ユダ族がイスラエルの主流となる起源

ユダ族がイスラエルの主流となる起源

創世記38章をお読みください。
ユダはこれを見定めて言った。「あの女は私よりも正しい。私が彼女にわが子シェラを与えなかったことによるものだ。」それで彼は再び彼女を知ろうとはしなかった。(26)

ユダはイスラエルのユダ族の先祖です。アブラハムからイシュマエルではなくイサクが、イサクからエサウではなくヤコブが選ばれ、ダビデからキリストにつながる家系としては、ヤコブから四男のユダが選ばれました。ヤコブ最愛の息子であり、ヤコブ一族を飢饉から救ったヨセフではないのです。

ユダは、母レアが「主をほめたたえよう」と言って付けた名です。生まれた時から、主に選ばれていたと思わせる名前です。そして、選ばれた者としての行動をとっていきます。

37章で、弟ヨセフへの激しい憎悪と殺意に燃える兄弟たちを制し、奴隷に売ることで妥協させ、なんとかヨセフのいのちを救ったのはユダでした。

43、44章では、ユダは父ヤコブに対しては、ヨセフの同母弟ベニヤミンの保証人となり、エジプトで宰相のヨセフに対しては、自分がベニヤミンの身代りになると申し出ます。このユダの行動に、キリストにつながる自己犠牲的姿勢を見ることができます。
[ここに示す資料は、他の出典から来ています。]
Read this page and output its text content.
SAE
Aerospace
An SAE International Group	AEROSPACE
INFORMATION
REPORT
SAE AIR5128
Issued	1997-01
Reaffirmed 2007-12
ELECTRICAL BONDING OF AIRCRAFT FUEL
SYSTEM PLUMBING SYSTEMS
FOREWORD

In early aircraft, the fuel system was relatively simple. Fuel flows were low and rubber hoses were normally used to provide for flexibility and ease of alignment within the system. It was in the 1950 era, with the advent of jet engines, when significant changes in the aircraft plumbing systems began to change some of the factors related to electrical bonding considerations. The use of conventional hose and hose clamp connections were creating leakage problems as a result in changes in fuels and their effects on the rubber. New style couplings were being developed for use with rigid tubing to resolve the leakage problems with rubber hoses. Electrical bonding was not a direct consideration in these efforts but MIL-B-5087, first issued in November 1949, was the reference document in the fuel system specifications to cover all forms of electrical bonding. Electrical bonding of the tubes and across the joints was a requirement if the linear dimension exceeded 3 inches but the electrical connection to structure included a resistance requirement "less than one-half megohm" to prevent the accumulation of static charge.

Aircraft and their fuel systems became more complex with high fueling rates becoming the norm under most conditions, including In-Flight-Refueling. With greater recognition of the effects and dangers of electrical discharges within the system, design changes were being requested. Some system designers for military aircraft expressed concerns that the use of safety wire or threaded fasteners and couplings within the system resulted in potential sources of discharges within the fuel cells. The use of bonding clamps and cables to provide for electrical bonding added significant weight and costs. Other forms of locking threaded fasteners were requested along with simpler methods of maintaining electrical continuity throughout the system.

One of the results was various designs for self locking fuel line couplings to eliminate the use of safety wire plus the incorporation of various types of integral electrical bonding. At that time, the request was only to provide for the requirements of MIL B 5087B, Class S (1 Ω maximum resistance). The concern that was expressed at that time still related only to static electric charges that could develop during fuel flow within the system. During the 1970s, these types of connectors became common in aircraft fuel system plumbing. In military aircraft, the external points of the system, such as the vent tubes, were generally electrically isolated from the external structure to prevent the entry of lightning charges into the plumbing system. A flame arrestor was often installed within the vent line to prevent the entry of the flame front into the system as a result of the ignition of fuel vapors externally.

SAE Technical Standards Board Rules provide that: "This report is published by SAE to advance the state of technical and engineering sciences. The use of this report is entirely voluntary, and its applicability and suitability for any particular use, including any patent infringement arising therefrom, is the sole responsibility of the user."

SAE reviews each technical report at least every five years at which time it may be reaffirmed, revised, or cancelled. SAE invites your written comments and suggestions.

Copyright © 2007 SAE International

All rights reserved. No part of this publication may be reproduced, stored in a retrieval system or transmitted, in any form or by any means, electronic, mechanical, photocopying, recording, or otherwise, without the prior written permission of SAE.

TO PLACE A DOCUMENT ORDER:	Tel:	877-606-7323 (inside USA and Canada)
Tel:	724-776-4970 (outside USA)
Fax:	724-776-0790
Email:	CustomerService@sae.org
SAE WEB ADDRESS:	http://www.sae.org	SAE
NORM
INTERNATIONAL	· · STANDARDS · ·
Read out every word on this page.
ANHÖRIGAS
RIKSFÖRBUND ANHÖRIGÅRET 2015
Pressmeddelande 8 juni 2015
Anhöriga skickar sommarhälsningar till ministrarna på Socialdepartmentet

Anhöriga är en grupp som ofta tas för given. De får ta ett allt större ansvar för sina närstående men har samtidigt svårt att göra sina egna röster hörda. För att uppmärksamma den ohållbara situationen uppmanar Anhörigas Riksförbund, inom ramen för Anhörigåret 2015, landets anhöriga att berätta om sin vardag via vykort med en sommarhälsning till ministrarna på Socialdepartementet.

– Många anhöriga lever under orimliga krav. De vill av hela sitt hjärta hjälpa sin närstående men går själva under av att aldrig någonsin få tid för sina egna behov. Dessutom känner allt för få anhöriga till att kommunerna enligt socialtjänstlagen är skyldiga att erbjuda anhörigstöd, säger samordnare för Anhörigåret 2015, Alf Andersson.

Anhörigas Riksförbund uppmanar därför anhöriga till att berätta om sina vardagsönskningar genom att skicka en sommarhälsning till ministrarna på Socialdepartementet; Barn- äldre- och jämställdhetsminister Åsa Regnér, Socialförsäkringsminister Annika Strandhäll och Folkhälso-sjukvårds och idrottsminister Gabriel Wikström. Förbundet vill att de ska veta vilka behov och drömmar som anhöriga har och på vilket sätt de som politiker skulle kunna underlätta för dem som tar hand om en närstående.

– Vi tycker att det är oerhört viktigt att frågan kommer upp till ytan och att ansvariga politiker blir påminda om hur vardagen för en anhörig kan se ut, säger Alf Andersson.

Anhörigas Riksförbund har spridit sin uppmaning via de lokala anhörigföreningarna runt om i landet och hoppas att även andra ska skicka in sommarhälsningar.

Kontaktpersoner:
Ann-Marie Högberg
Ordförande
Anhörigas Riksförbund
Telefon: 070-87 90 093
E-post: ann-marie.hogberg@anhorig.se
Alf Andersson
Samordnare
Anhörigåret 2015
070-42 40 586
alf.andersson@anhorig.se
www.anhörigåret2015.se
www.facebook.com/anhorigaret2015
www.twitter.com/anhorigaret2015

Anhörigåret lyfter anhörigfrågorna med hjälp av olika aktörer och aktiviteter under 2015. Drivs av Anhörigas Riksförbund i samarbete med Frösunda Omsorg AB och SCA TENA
ユダは父ヤコブのこと、そして一族全体の存続のことを考えていたのです。

ところが38章では、ユダは長男エルの嫁タマルとの間に、羞恥に耐えない事件を起こしています。朗読するのが憚れるほどです。

ユダは、エルが子を残さず死んだことで、レビラート婚の慣習に従い、次男オナンをタマルと結婚させますが、オナンも主を怒らせて死にました。三男シェラをも失うことを恐れたユダは、「シェラが成人になるまで待て」と、タマルを実家に返します。

そのまま放置されていたタマルは、舅ユダがティムナに来ていると聞くと、遊女の姿になって舅を待ち伏せます。ユダは案の定、自ら誘われ、タマルとは知らずに彼女の所に入りました。ポティファルの妻の誘惑に勝ったヨセフとはまったく対照的です。

約三か月後、タマルが売春して妊娠したと聞き、ユダは「あの女を引き出して、焼き殺せ」と激怒しました。聖書の中でも最も激しい「裁きの言葉」です。しかし、タマルが送った証拠の品々で、その相手が自分だと知らされたとき、「あの女は私よりも正しい」と即座に自分の非を認めました。聖書の中でも最も率直な「悔い改めの言葉」です。ユダは畏れるべき方を知っていたのです。

売春をしたタマルにも罪はありますが、ユダは自分の罪をタマルに転嫁するようなことはしませんでした。沈黙に逃げず、言い逃れもせず、自分の罪を告白しました。ユダの悔い改めの真実さは、「再びタマルを知ろうとは、しなかった(男女の関係を持たなかった)」ことからもわかります。ユダのこの姿勢が、イスラエル一族の祝福につながっていくのです。この悔い改めの早さは、バテシバ事件を起こしたダビデ王にも受け継がれます(Ⅱサム12:13)。ダビデはユダの子孫です。